We sat down many times to talk, and I told Bob my parents came from Orthodox Jewish stock — what y'all call holy rollers — tho I was no longer ritually observant.

Then I hit him with the following: "I used to hate Christians, particularly Catholics, because so few spoke up during the Holocaust, when Hitler was putting my people in the gas ovens." Bob responded: "I'm sure glad I'm not a Catholic."

We discussed theology, I a jackleg religionist and Bob out of Harvard Divinity School. I had the nerve to argue with him about Thomas Aquinas's Summa Theolgica and Summa Contra Tyrannus.

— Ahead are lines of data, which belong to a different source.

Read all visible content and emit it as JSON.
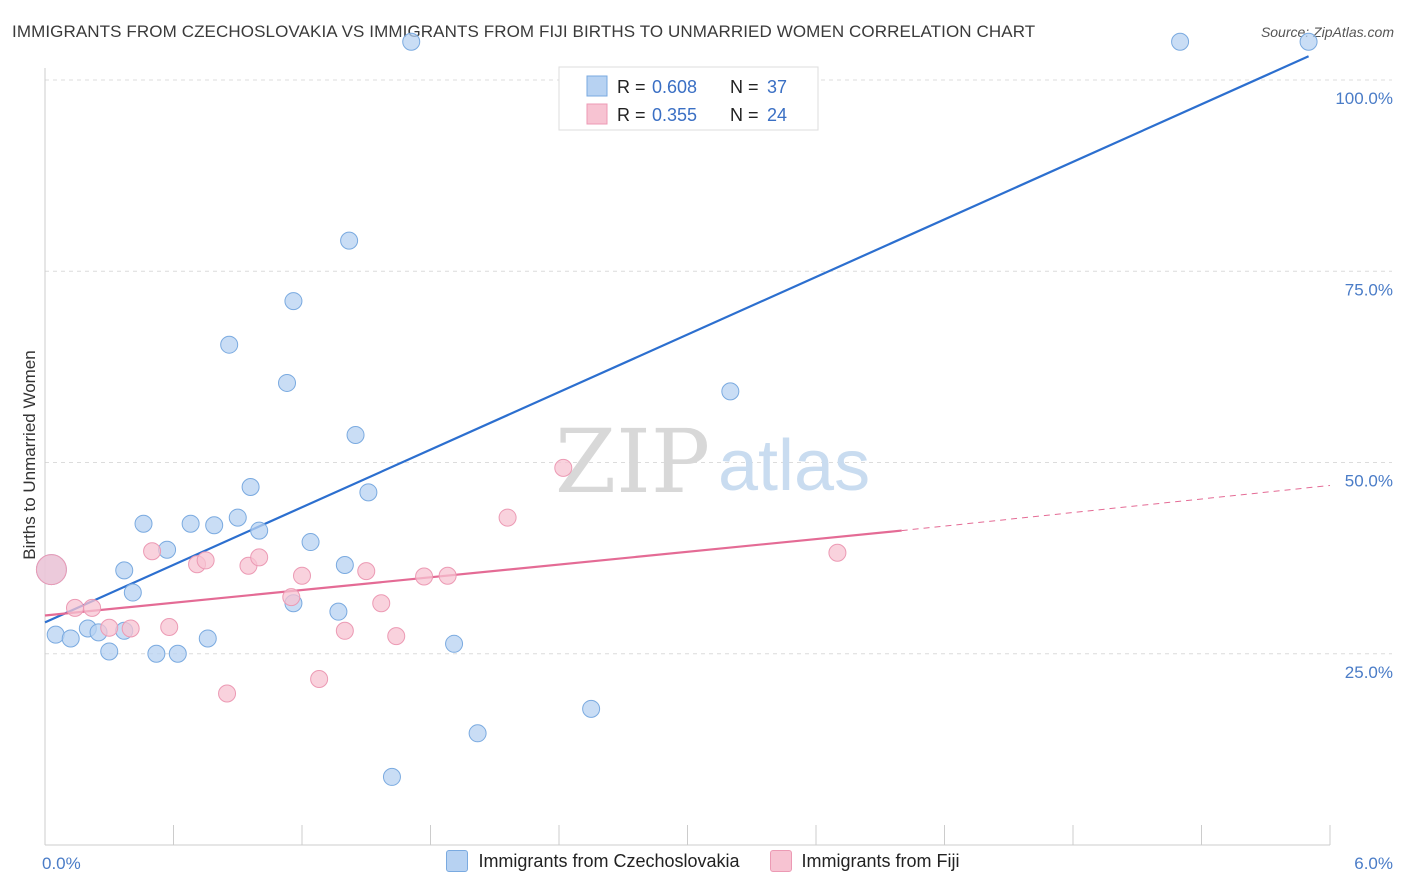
{
  "title": "IMMIGRANTS FROM CZECHOSLOVAKIA VS IMMIGRANTS FROM FIJI BIRTHS TO UNMARRIED WOMEN CORRELATION CHART",
  "source": "Source: ZipAtlas.com",
  "watermark": {
    "zip": "ZIP",
    "atlas": "atlas"
  },
  "legend": {
    "r_label": "R =",
    "n_label": "N =",
    "rows": [
      {
        "r": "0.608",
        "n": "37"
      },
      {
        "r": "0.355",
        "n": "24"
      }
    ]
  },
  "colors": {
    "blue_fill": "#b7d2f2",
    "blue_stroke": "#7aaae0",
    "blue_line": "#2c6fcf",
    "pink_fill": "#f7c3d2",
    "pink_stroke": "#ec9ab4",
    "pink_line": "#e46b95",
    "tick_text": "#4a7cc7"
  },
  "chart_data": {
    "type": "scatter",
    "ylabel": "Births to Unmarried Women",
    "x_tick_labels": [
      "0.0%",
      "6.0%"
    ],
    "y_tick_labels": [
      "25.0%",
      "50.0%",
      "75.0%",
      "100.0%"
    ],
    "y_ticks": [
      25,
      50,
      75,
      100
    ],
    "xlim": [
      0,
      6
    ],
    "ylim": [
      0,
      103
    ],
    "grid": true,
    "legend_placement": "top-center",
    "series": [
      {
        "name": "Immigrants from Czechoslovakia",
        "color": "#b7d2f2",
        "points": [
          [
            0.05,
            27.5
          ],
          [
            0.12,
            27.0
          ],
          [
            0.2,
            28.3
          ],
          [
            0.25,
            27.8
          ],
          [
            0.3,
            25.3
          ],
          [
            0.37,
            28.0
          ],
          [
            0.37,
            35.9
          ],
          [
            0.41,
            33.0
          ],
          [
            0.46,
            42.0
          ],
          [
            0.52,
            25.0
          ],
          [
            0.57,
            38.6
          ],
          [
            0.62,
            25.0
          ],
          [
            0.68,
            42.0
          ],
          [
            0.76,
            27.0
          ],
          [
            0.79,
            41.8
          ],
          [
            0.86,
            65.4
          ],
          [
            0.9,
            42.8
          ],
          [
            0.96,
            46.8
          ],
          [
            1.0,
            41.1
          ],
          [
            1.13,
            60.4
          ],
          [
            1.16,
            31.6
          ],
          [
            1.16,
            71.1
          ],
          [
            1.24,
            39.6
          ],
          [
            1.37,
            30.5
          ],
          [
            1.4,
            36.6
          ],
          [
            1.42,
            79.0
          ],
          [
            1.45,
            53.6
          ],
          [
            1.51,
            46.1
          ],
          [
            1.62,
            8.9
          ],
          [
            1.71,
            105.0
          ],
          [
            1.91,
            26.3
          ],
          [
            2.02,
            14.6
          ],
          [
            2.55,
            17.8
          ],
          [
            3.2,
            59.3
          ],
          [
            5.3,
            105.0
          ],
          [
            5.9,
            105.0
          ],
          [
            0.03,
            36.0
          ]
        ]
      },
      {
        "name": "Immigrants from Fiji",
        "color": "#f7c3d2",
        "points": [
          [
            0.03,
            36.0
          ],
          [
            0.14,
            31.0
          ],
          [
            0.22,
            31.0
          ],
          [
            0.3,
            28.4
          ],
          [
            0.4,
            28.3
          ],
          [
            0.5,
            38.4
          ],
          [
            0.58,
            28.5
          ],
          [
            0.71,
            36.7
          ],
          [
            0.75,
            37.2
          ],
          [
            0.85,
            19.8
          ],
          [
            0.95,
            36.5
          ],
          [
            1.0,
            37.6
          ],
          [
            1.15,
            32.4
          ],
          [
            1.2,
            35.2
          ],
          [
            1.28,
            21.7
          ],
          [
            1.4,
            28.0
          ],
          [
            1.5,
            35.8
          ],
          [
            1.57,
            31.6
          ],
          [
            1.64,
            27.3
          ],
          [
            1.77,
            35.1
          ],
          [
            1.88,
            35.2
          ],
          [
            2.16,
            42.8
          ],
          [
            2.42,
            49.3
          ],
          [
            3.7,
            38.2
          ]
        ]
      }
    ],
    "trendlines": [
      {
        "series": "Immigrants from Czechoslovakia",
        "x": [
          0,
          5.9
        ],
        "y": [
          29.1,
          103.1
        ]
      },
      {
        "series": "Immigrants from Fiji",
        "x": [
          0,
          4.0
        ],
        "y": [
          30.0,
          41.1
        ],
        "dashed_to": [
          6.0,
          47.0
        ]
      }
    ]
  }
}
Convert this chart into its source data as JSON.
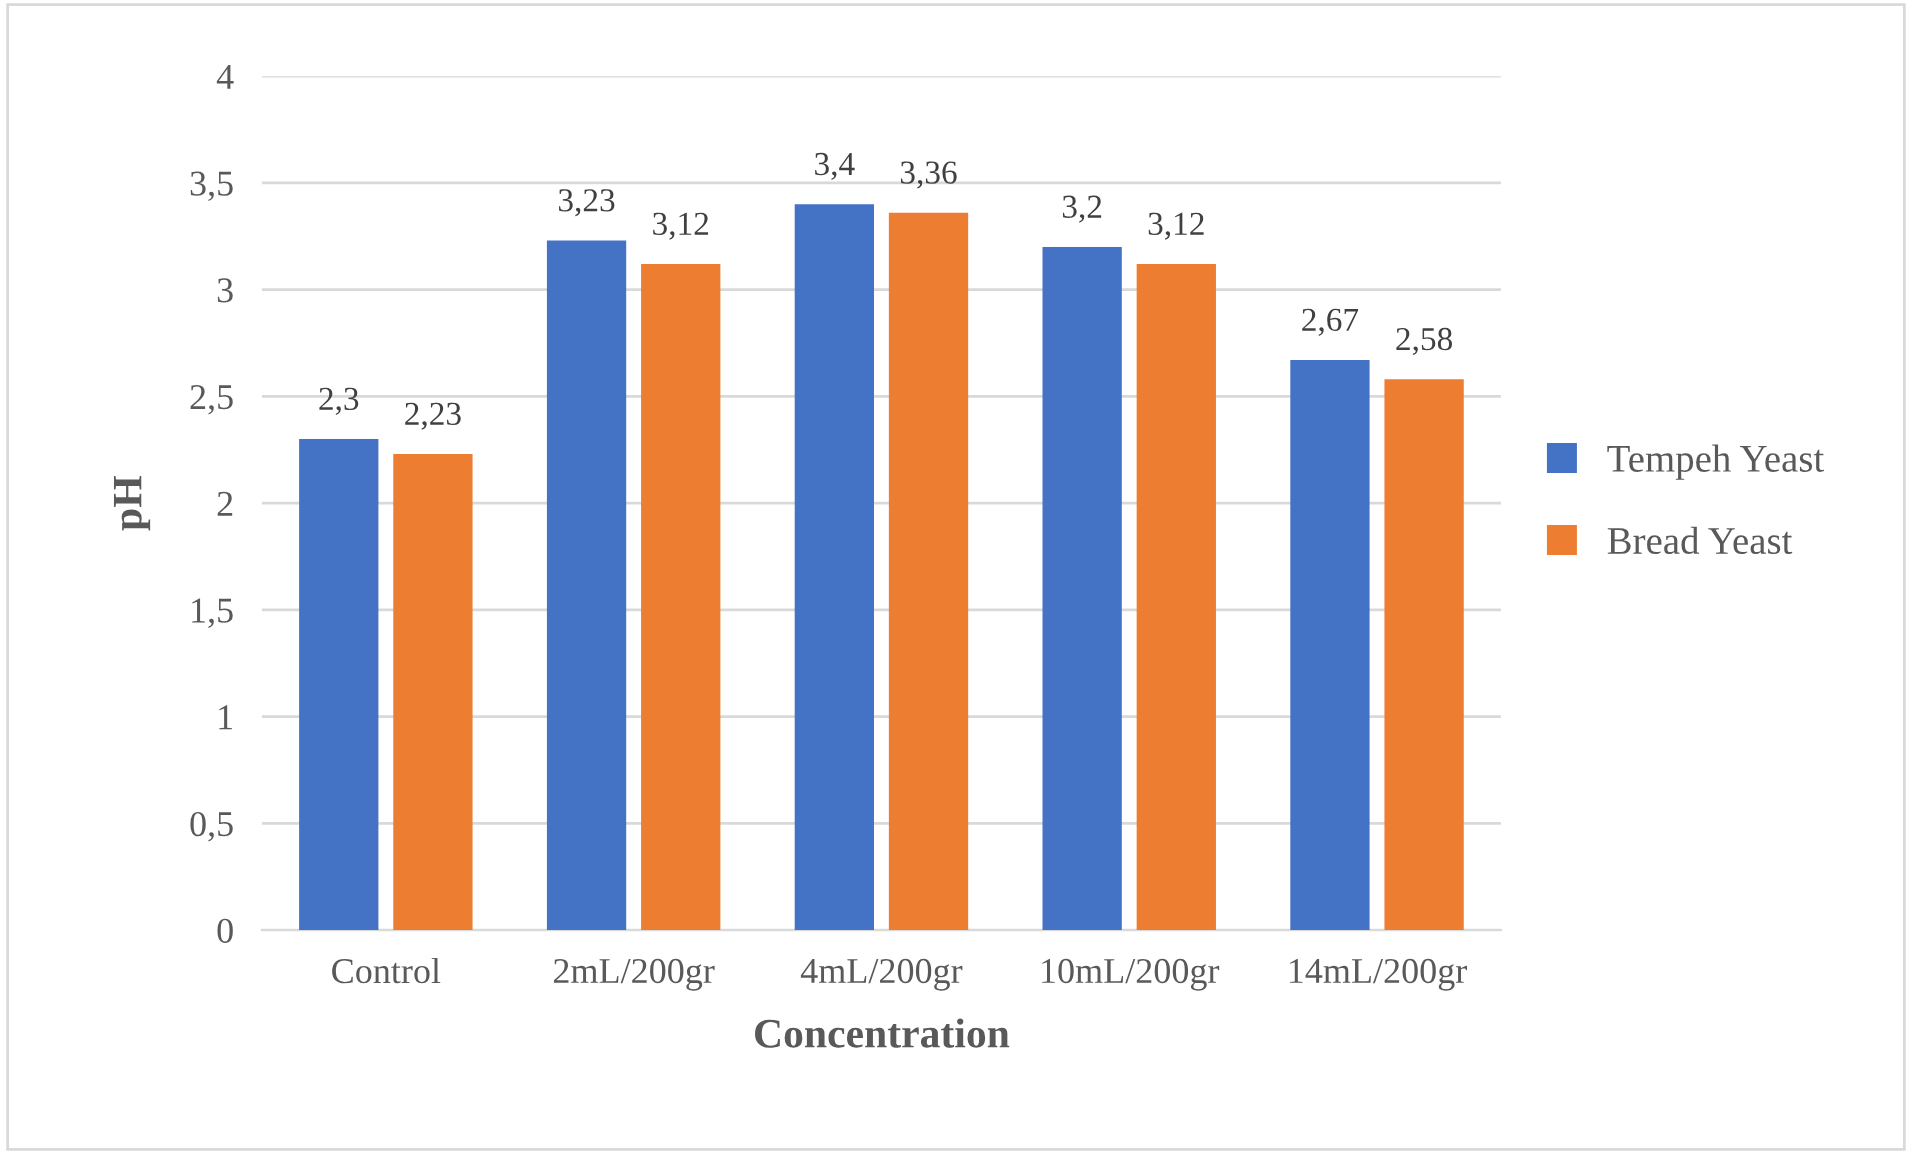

He asked me what my view of religion was, and I remember quoting Yip Harburg, who had written the words for The Wizard of Oz, and the song "Brother Can You Spare a Dime?":

Where Bishop Patrick crossed the street
An X now marks the spot.
The light of God was with him...
But the traffic light was not.

I grew closer to Bob. He personified, and gave me a real understanding, of true Christian love.

One day Bob and I were called out to Vernon Dahmer's farm. Mr. Dahmer was an exceptional individual. He was an African American, living in Mississippi, who was quite wealthy. As president of the local NAACP he had gone on the radio to urge Blacks to register to vote, and offered to personally pay the poll tax of anyone wanting to register. The poll tax was a way of keeping African Americans off the voting rolls.

Mr. Dahmer showed us a sign the Ku Klux Klan had nailed to a tree near his house the night before. It was a recruiting poster for the Klan. Why such a recruiting poster would be used as a death threat I will never understand, but it was.

Six months later Vernon Dahmer was dead. The Klan had surrounded his house one night and hurled a Molotov cocktail into the house, setting it ablaze. When Mr. Dahmer, his wife and daughter tried to escape, the Klan opened up with rifle fire. Mr. Dahmer grabbed his piece, and returned fire — and the Klan fled.

Mr. Dahmer's wife got out safely; his daughter was burned badly, but survived. Vernon Dahmer was burned so badly, and had inhaled so much smoke, that he died two days later. My older daughter is named after him.

Bob gave me the KKK sign for safekeeping. I kept it for over three decades, and then, in the 1990'a, with Bob's approval, I donated it to the Civil Rights Collection at the University of Southern Mississippi, in Hattiesburg, where it now resides.

Havdalah, or separation, is the ceremony marking the end of Shabbat, the Jewish Sabbath. During the ceremony a braided candle and a spice box are passed between the celebrants. Inhaling the sweet spices is symbolically separating Shabbat from the coming week.

Today is Shabbat, the Sabbath. Today is the day I separate the Bob I knew in the past from the cherished memory I will carry into next week, and for the rest of my days.

I loved Bob Beech. Honor to his memory, and Power to the People.